Tinderbox isn't yet groupware  10/21/04

Tinderbox is designed as a single-user application, and the awkwardness of trying to make it work as groupware is extremely frustrating considering the potential of the completely imaginary Tinderbox Server (which I will call Tinderboxen). I am amazed at many aspects of Tinderbox (and will be posting on them), but this frustrated me-- because I want it to be better still, not because it is broken.

Tinderbox would need a lot of work to facilitate sharing and groupwork. There's no client/server architecture available for it such as you find with FileMaker. There's no way to work with Tinderbox data except through Tinderbox, such as the clients-and-webform model of LiveJournal that makes groupwork across networks or platforms possible. There would need to be more integrated wizards that would help get users to where they wanted to go in the UI or data

There's also the more abstract issue of how to provide users other than the creator with easy entries into a Tinderbox file. With data that can be seen geographically, in outline form, as html, as text, or as a hierarchical chart, how do you communicate to a new user the structure of your particular file? There are rudimentary techniques for this such as "readme" notes and adornments, but these are cumbersome for trying to communicate an entire way of thinking-- and Tinderbox is flexible enough to accomodate extremely divergent tasks and ways of thinking.

At the same time, Tinderbox is almost there, and that proximity is agonizing. It stores data as xml, so the data structures are clean and accessible without proprietary closed-source markup. Other applications could work with the data. Tinderbox is great for seamlessly accomodating both live and static (archived) work, and has features built for workflow management. Recent versions of Tinderbox accomodate interactive wizards that could be the solution to the issue of paradigm-introduction. If I could share it, it would rock! (harder, that is)

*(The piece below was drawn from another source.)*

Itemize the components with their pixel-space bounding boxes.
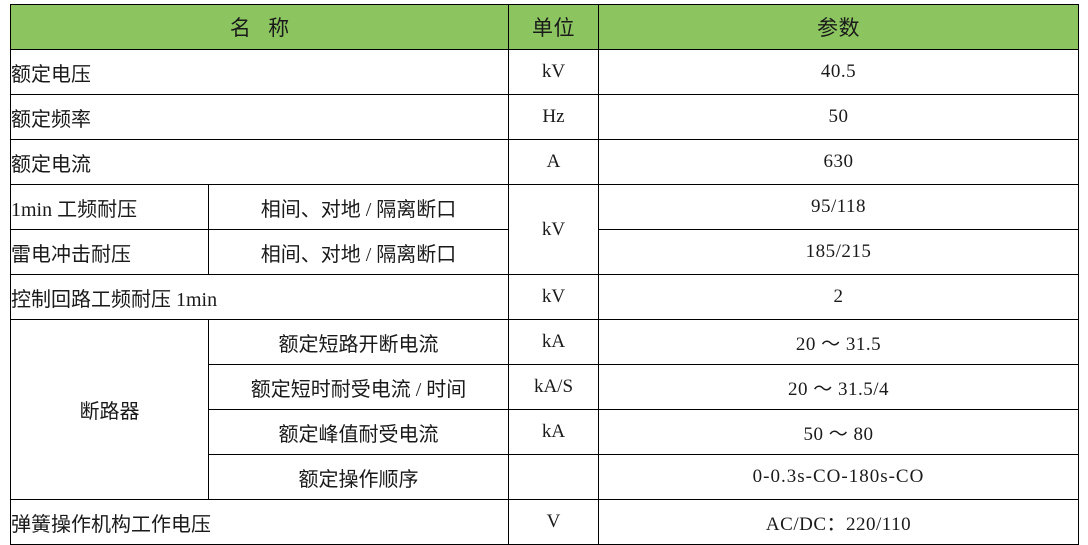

An example of why it's so frustrating comes from a conversation with my girlfriend the other day. Her company is considering a production site for the show she's working on. Tinderbox could be great for this-- it would be part production blog, part static site, with FAQs and write-ins and enough other stuff that the organization and simplicity of Tinderbox would be an asset. The various staff members that might contribute wouldn't have to learn HTML or the structure of the site to provide content. The content would be abstracted and separated from the visual style (which the studio would likely want to have a say in) so that the design and copywriting for the project could proceed in parallel. It would accomodate funky HTML for those who want to use it, but would make the coding transparent to those who don't.

But to do this, they would have to get copies of Tinderbox for everyone who might contribute, or tie the project down to a single editing station. Tinderbox isn't very expensive as software goes, but it's really expensive if you might not use it. And then even if they got 15 copies they'd still have to pull a time-share on the data. If they could serve Tinderbox and have keyed licenses or the like, it would be the perfect tool. But, for now, sharing is a dealbreaker.